Prepper’s or soon to be preppers that live in an apartment or condo have special space challenges to contend with. I live in a one bedroom condo with my husband and two cats so I thoroughly understand the prepping challenges. Here are a few tips for the apartment prepper.
Finding Space to Store your Supplies :
One of the biggest challenges is trying to find space to organize your supplies. This is a REAL big concern unless you have an extra bedroom or large garage; I don’t have one, so I feel your pain. I also don’t relish the idea of storing bottles of water under my bed.
Go through each room and pick one drawer or cabinet that can be dedicated to emergency supplies only. I have dedicated the following areas to my prep supplies:
• Kitchen Pantry (my shelves are 24 inches deep– the bottom shelf is used to store water only, I can easily store enough food to last a month. I only store food I normally eat, and it’s replaced as needed.
• Top shelf over broom closet in the kitchen – crank radio, flash lights, batteries, duct tape, etc.
• Corner of closet in bedroom – bug out bags ( 3
• Bottom shelf of Linen closet in hallway– small solar generator, kitty litter, box of large heavy duty plastic bags, solar shower.
• Hallway coat closet – Inside the door I taped a list of supplies and their location in the house.
Apartment and Condo Prepping:
Ask yourself what are the most likely disaster situations and threats you may face and plan accordingly. The answers to these questions will help you to decide what supplies you need for your specific situation.
Did the area experience long periods of time without electricity or safe water?
Is your area prone to earthquakes, hurricanes, tornadoe’s, etc.?
What are the crime statistics in your area?
In the event of an evacuation, where would you go and how would you get there?
Are you more concerned with a natural disaster, an economic collapse, long term unemployment or a Zombie attack?
Once you determined exactly how prepared you want to be it’s time to put your list together and make sure you have room for everything before you go out and start buying supplies.
You can also start growing plants inside on a windowsill or on your balcony. Small container gardens are a great way to save a little money and be more self- reliant. Many fruits, herbs, and vegetables do well in an indoor or balcony setting.
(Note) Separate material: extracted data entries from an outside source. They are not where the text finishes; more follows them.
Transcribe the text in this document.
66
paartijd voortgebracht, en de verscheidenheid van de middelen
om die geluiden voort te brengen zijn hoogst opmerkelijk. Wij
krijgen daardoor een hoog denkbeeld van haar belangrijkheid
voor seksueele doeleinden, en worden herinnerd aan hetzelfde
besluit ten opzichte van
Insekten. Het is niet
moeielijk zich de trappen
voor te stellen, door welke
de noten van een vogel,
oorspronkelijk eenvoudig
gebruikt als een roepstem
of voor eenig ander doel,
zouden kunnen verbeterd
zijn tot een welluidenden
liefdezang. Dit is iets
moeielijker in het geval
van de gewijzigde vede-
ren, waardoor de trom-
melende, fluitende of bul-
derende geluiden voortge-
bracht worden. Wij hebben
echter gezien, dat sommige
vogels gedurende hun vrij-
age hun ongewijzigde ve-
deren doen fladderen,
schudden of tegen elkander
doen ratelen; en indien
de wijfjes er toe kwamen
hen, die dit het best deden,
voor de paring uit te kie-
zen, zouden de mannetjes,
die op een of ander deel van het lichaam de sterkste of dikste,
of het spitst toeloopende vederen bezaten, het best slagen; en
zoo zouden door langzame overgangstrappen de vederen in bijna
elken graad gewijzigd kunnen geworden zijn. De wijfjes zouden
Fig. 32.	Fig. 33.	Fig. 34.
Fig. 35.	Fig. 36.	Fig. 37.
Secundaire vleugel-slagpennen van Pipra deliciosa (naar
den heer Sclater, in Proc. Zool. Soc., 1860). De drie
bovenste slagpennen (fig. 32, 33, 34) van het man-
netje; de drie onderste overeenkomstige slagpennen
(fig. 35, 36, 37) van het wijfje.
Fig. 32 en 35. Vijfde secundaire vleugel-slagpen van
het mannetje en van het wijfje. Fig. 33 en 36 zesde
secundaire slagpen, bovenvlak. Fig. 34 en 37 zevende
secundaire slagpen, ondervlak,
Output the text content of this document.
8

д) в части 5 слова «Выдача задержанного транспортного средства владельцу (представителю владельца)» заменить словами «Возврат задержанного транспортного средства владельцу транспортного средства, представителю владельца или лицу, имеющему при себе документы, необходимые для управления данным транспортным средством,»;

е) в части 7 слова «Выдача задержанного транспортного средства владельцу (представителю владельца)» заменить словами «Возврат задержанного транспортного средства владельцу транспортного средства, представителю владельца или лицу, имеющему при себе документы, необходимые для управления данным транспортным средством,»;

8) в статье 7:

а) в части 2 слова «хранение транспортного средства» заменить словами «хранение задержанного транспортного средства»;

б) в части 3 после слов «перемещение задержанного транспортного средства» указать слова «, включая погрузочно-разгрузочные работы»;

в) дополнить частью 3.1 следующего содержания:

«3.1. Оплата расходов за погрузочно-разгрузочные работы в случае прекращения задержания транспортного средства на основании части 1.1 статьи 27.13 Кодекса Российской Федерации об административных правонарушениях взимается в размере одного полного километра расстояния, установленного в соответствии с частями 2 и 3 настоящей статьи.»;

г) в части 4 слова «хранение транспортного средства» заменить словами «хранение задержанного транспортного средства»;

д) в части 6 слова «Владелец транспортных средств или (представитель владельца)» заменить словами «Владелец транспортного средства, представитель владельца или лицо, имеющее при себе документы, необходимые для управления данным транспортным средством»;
Here are a few items you may want to include in a basic supply kit:
Food and water( 3 day supply for each person)
Hand crank radio
Flashlight and batteries
First Aid Kit
Basic First Aid Book
Towelettes, garbage bags and plastic ties
Wrench or Pliers
Manual Can Opener
Pet food and extra water
Cash and coin
Paper plates and utensils
Matches in a waterproof container
Battery powered lights and extra batteries
Have a Bug out Plan:
At some point you may need to evacuate so make sure your supplies are mobile. At the very least you need to have a bug out bag that’s ready to go in a moment’s notice. If you don’t have room in your home, at the very least keep a BOB in your car. For a more thorough post on Bug out Bags please read my post on Bug Out Bag Basics.
You need an evacuation plan. Each member of the household needs to know what to do and where to meet up.
Note: Always keep you automobile gas tank full.
If you have pets have a bugout bag ready for them also. I personally have a few cans of cat food, dry food, large bottle of water, small trash bags and a couple travel kitty litter boxes in the storage area over my parking space. If we need to bug out quickly I would toss those items in the trunk before leaving. My cat carriers are stored in the hall closet and I’m considering getting a 2 cat carrier since my cats would undoubtedly freak out, and they would be more comfortable if they can cuddle up together.
Preparedness is an ongoing task; you want to rotate your food and water supply and check batteries, generators, etc. to make sure they are working properly.
So many times when I start to talk about prepping people will mostly roll their eyes and think I’m being a bit paranoid. Preparedness isn’t always about an Economic Collapse, Nuclear War or a Zombie Attack; most of the time it’s just making sure you have what you need in the event of a natural disaster or sudden unemployment.
I suggest not being to vocal about your preparedness efforts. During a major disaster, you don’t want or need your neighbors to know what you have. If it’s a small natural disaster for potentially a few days of disruption I would gladly share my supplies with my neighbors and their pets.
Start moving yourself toward a more self-reliant lifestyle by being prepared and living within your means. As I get older I don’t think I really want the responsibility of house so I live in a condo and intend to make it my little prepper heaven.
Some people may tell you to move to a rural area, learn to hunt, buy guns, etc., I’m not that kind of prepper, and I love the city life way too much to move away. But…. I sure would love a little piece of land and a vintage Airstream. Maybe one day.